Kobritz, CEO of the Wind Surge, said all of the “Ballpark Development Fee” goes back to the team to spend as it sees fit. It will apply to all apparel, concessions and individual tickets. It does not apply to season or group tickets.
Kobritz said the team plans to have signs posted at the stadium.
“There is a sign — well, they may not have gotten it applied yet,” he said Thursday afternoon. “We haven’t really gotten started yet: signs that are set up for the sales tax, the CID and the ballpark development fee.
“If you’re telling me they’re not there, that tells me they didn’t come back from the sign manufacturer here,” Kobritz said. “We’ve got the sign, but we’re not going to just print out a piece of paper and put it up there in Scotch Tape. That’s all, so we sent it out to get it professionally designed on some vinyl.”
“They will be displayed in every retail locations — so in the merch store, in the concession stand and the ticket office,” he said.

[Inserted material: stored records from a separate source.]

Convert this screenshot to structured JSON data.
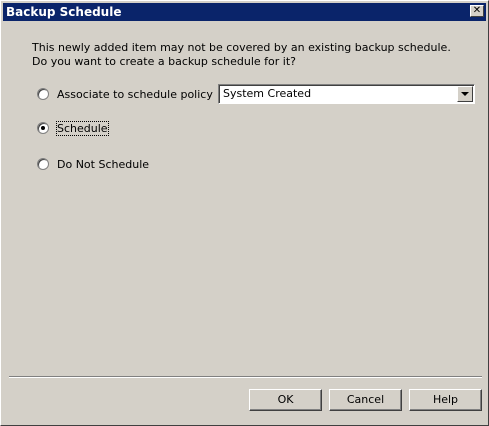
{
  "window": {
    "title": "Backup Schedule",
    "close_glyph": "✕"
  },
  "message": {
    "line1": "This newly added item may not be covered by an existing backup schedule.",
    "line2": "Do you want to create a backup schedule for it?"
  },
  "options": {
    "associate": {
      "label": "Associate to schedule policy",
      "checked": false
    },
    "schedule": {
      "label": "Schedule",
      "checked": true
    },
    "do_not_schedule": {
      "label": "Do Not Schedule",
      "checked": false
    }
  },
  "policy_select": {
    "value": "System Created"
  },
  "buttons": {
    "ok": "OK",
    "cancel": "Cancel",
    "help": "Help"
  },
  "colors": {
    "titlebar": "#0a246a",
    "face": "#d4d0c8"
  },
  "icons": {
    "close": "close-icon",
    "dropdown": "chevron-down-icon"
  }
}
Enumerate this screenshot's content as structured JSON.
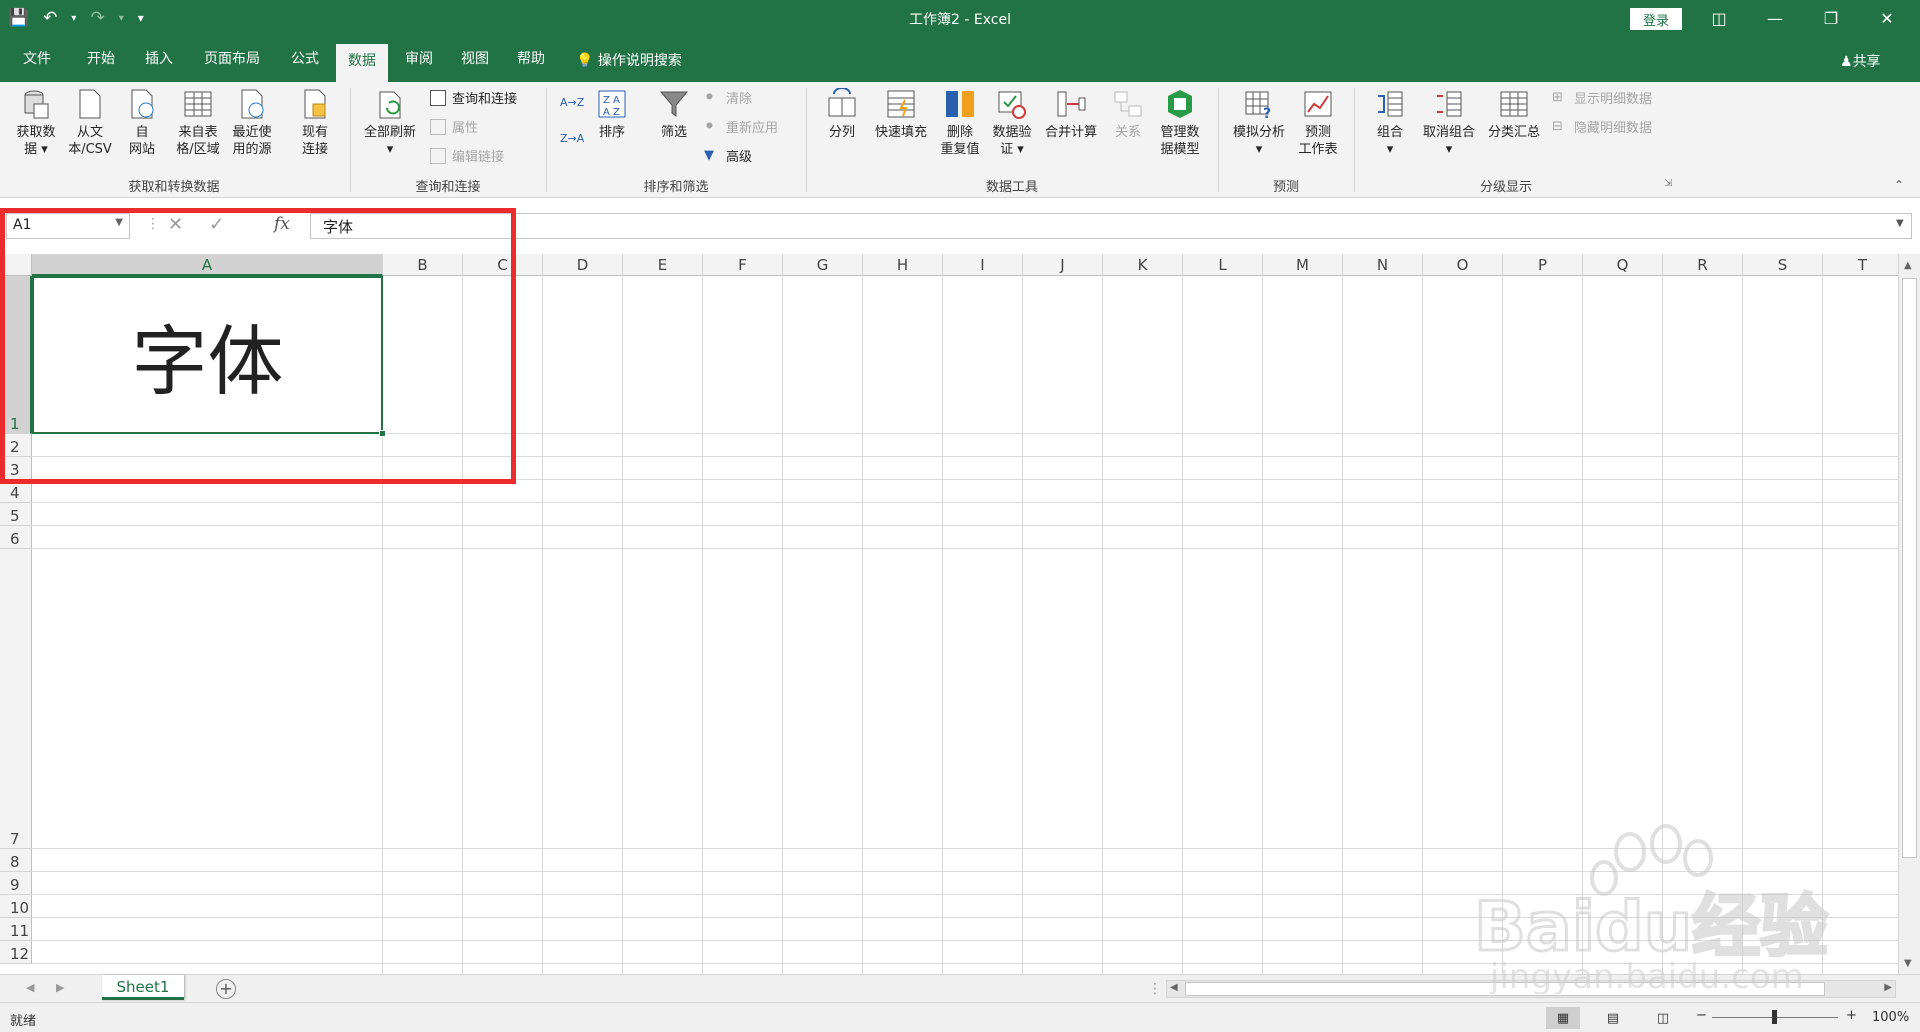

The city has committed northward of $100 million on the ballpark, surrounding development and infrastructure to support the stadium. All sales tax revenue at the stadium goes to pay off $42 million in STAR bonds issued for the stadium. An added 2% CID tax also pays down debt on Riverfront Stadium.
The City Council also approved a development agreement that sold 4.5 acres of riverfront property to the Wind Surge owners for $1 an acre in exchange for future commercial development by the team.
Kobritz said the added development fees will offset the team’s investment in the surrounding area.
“We actually invested close to $10 million, so this ballpark development fee is designed to recoup some of that, obviously over a period of time,” he said. “We are in the process of beginning the development around the ballpark, and we will have tens of millions of dollars of expenses associated with that, and so that fee will help [offset] some of those costs as well.”
The fee was not approved by the city council or the state government.
“It’s private. We didn’t need any approval,” Kobritz said. “I think people are used to paying fees in this environment.”